Modified EUS-guided selective NBC injection was applied for three distinct advantages in this present case. First, a reduced NBC dose may result in a lower occurrence of post-operational GI bleeding and ectopic embolism. EUS can also provide the detection of submucosal GVs, their confluences and real-time effectiveness evaluation for GV obliteration[7]. These advantages make it possible to identify and select confluences of gastric varices which were in the direction of bleeding gastric vessels and used as injection sites to reduce the injection dose. Although EUS-guided coil injection is reported superior to conventional NBC injection in terms of rebleeding after treatment[16], it was believed that a reduced dose of NBC would be injected into GVs in the modified EUS-guided selective NBC injection, which would lead to lower chances of post-injection ulcer and GI hemorrhage. Besides, reduced NBC dose may result in a similar lower occurrence of ectopic embolism in selective NBC injection as in the coils-combined injection method and clip-assisted injection method. Second, there would be no additional risk of radioactive exposure; coils and metal clips were not used in this modified injection procedure, which decreased the cost of endoscopic procedures. Third, selective NBC injection demonstrated a faster and firmer obliteration effect in GV hemorrhage than thrombin and absorbable gelatin sponge injections, making NBC injection more suitable than other procedures for acute GV bleeding. NBC rarely causes vascular necrosis and was reported superior to EIS in the hemostasis rate for GV bleeding[17]. Thus, EUS-guided selective NBC injection was performed for this patient based on the above factors and the result was adequate. Despite all these advantages, the operation time of EUS-guided selective NBC injection seemed a little longer than that of conventional endoscopic NBC injection due to time consumption to confirm confluences of GVs during the EUS procedure.
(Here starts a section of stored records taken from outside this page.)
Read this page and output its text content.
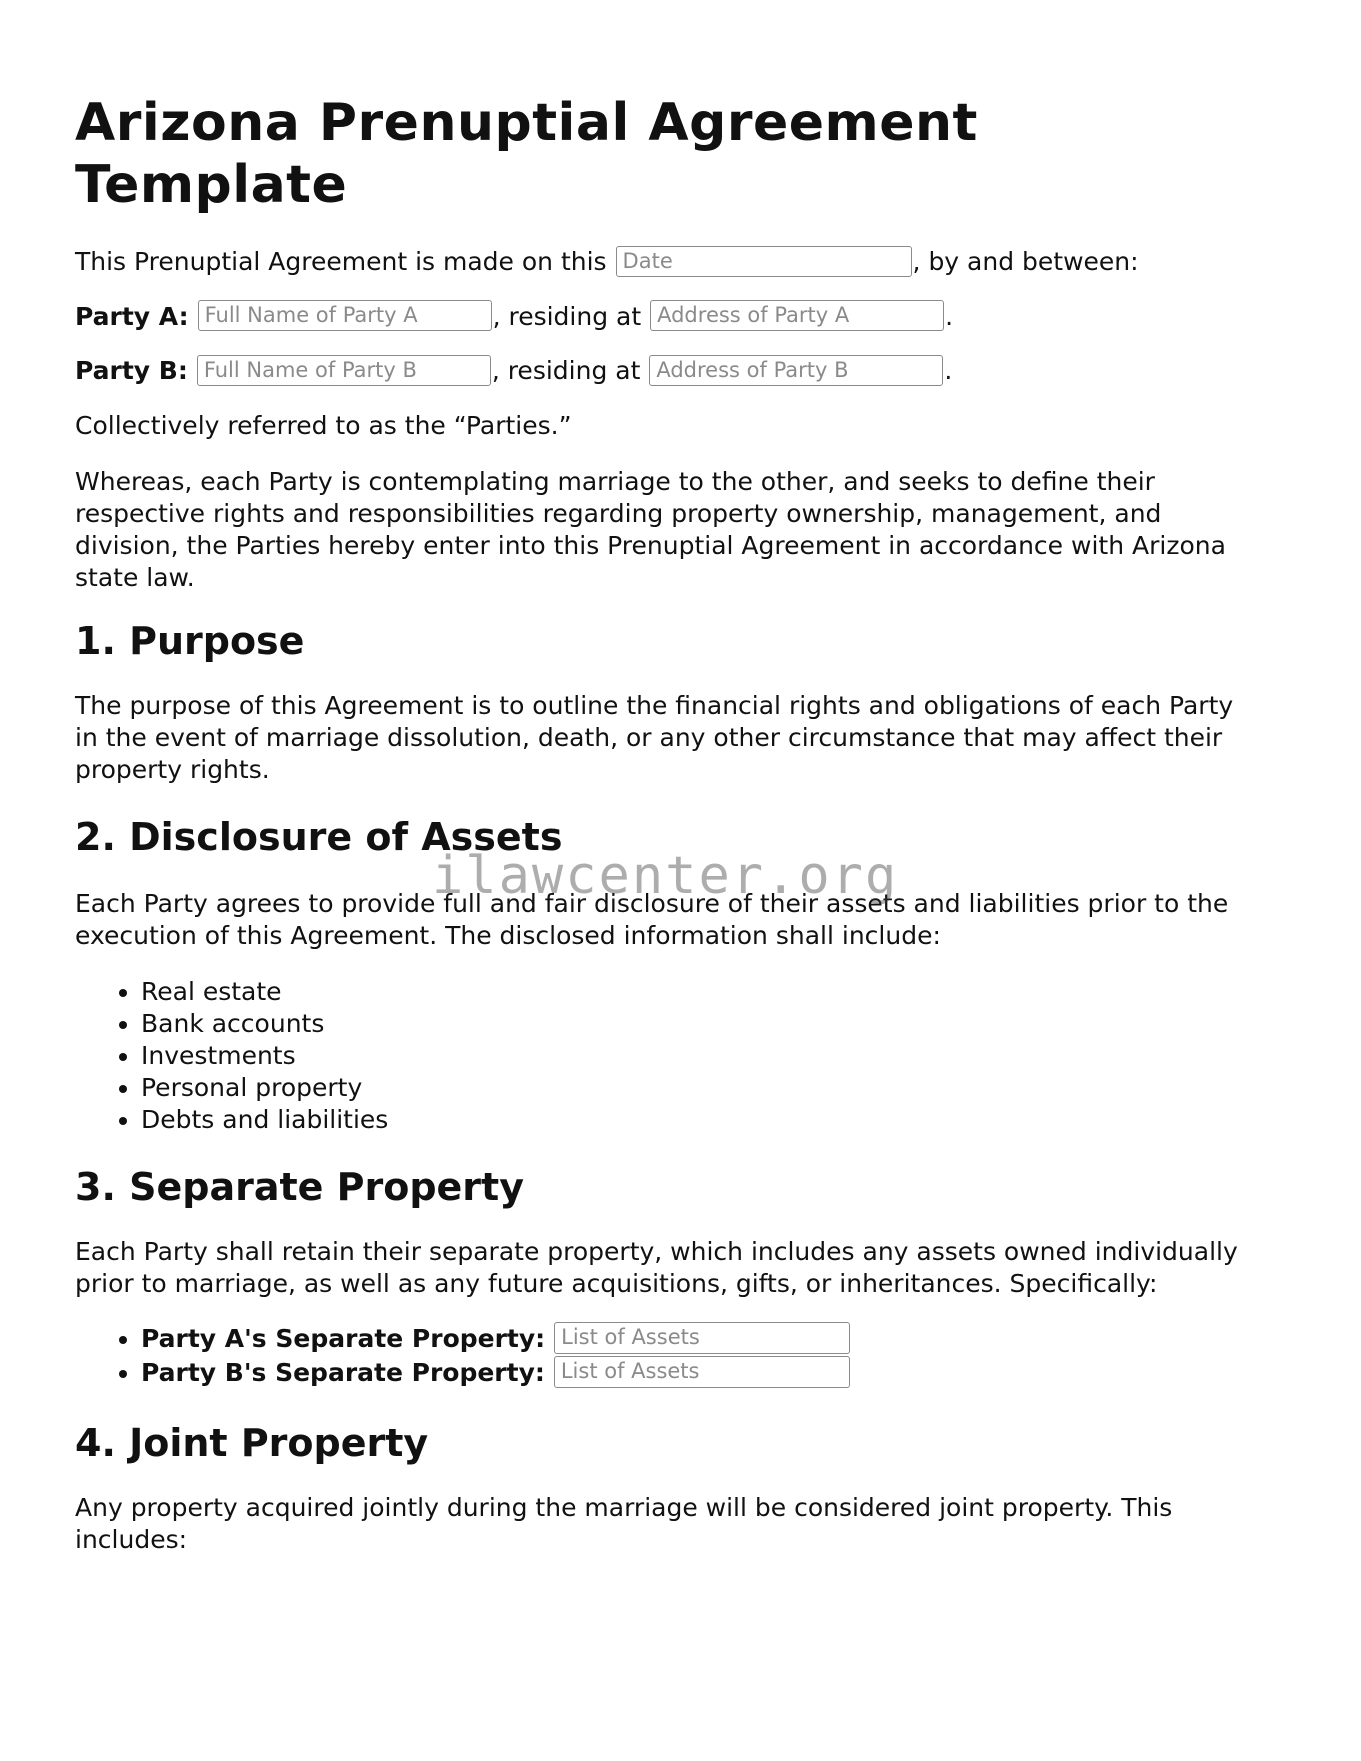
Arizona Prenuptial Agreement Template

This Prenuptial Agreement is made on this Date	, by and between:

Party A: Full Name of Party A	, residing at Address of Party A	.

Party B: Full Name of Party B	, residing at Address of Party B	.

Collectively referred to as the “Parties.”

Whereas, each Party is contemplating marriage to the other, and seeks to define their respective rights and responsibilities regarding property ownership, management, and division, the Parties hereby enter into this Prenuptial Agreement in accordance with Arizona state law.

1. Purpose

The purpose of this Agreement is to outline the financial rights and obligations of each Party in the event of marriage dissolution, death, or any other circumstance that may affect their property rights.

2. Disclosure of Assets

Each Party agrees to provide full and fair disclosure of their assets and liabilities prior to the execution of this Agreement. The disclosed information shall include:

• Real estate
• Bank accounts
• Investments
• Personal property
• Debts and liabilities
3. Separate Property

Each Party shall retain their separate property, which includes any assets owned individually prior to marriage, as well as any future acquisitions, gifts, or inheritances. Specifically:

• Party A's Separate Property: List of Assets
• Party B's Separate Property: List of Assets
4. Joint Property

Any property acquired jointly during the marriage will be considered joint property. This includes:

ilawcenter.org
Additional cases are needed to verify our findings and compare the efficacies and complications of different embolization methods guided by EUS. Currently, this described technique is recommended to be used only in hemodynamically stable patients. To the best of our knowledge, this case is the first report choosing confluences of gastric varices as injection sites to reduce the injection dose and postoperative complications in patients with LSPH.

CONCLUSION

Modified EUS-guided selective NBC injection may represent an effective and economical treatment for GV hemorrhage in patients with LSPH.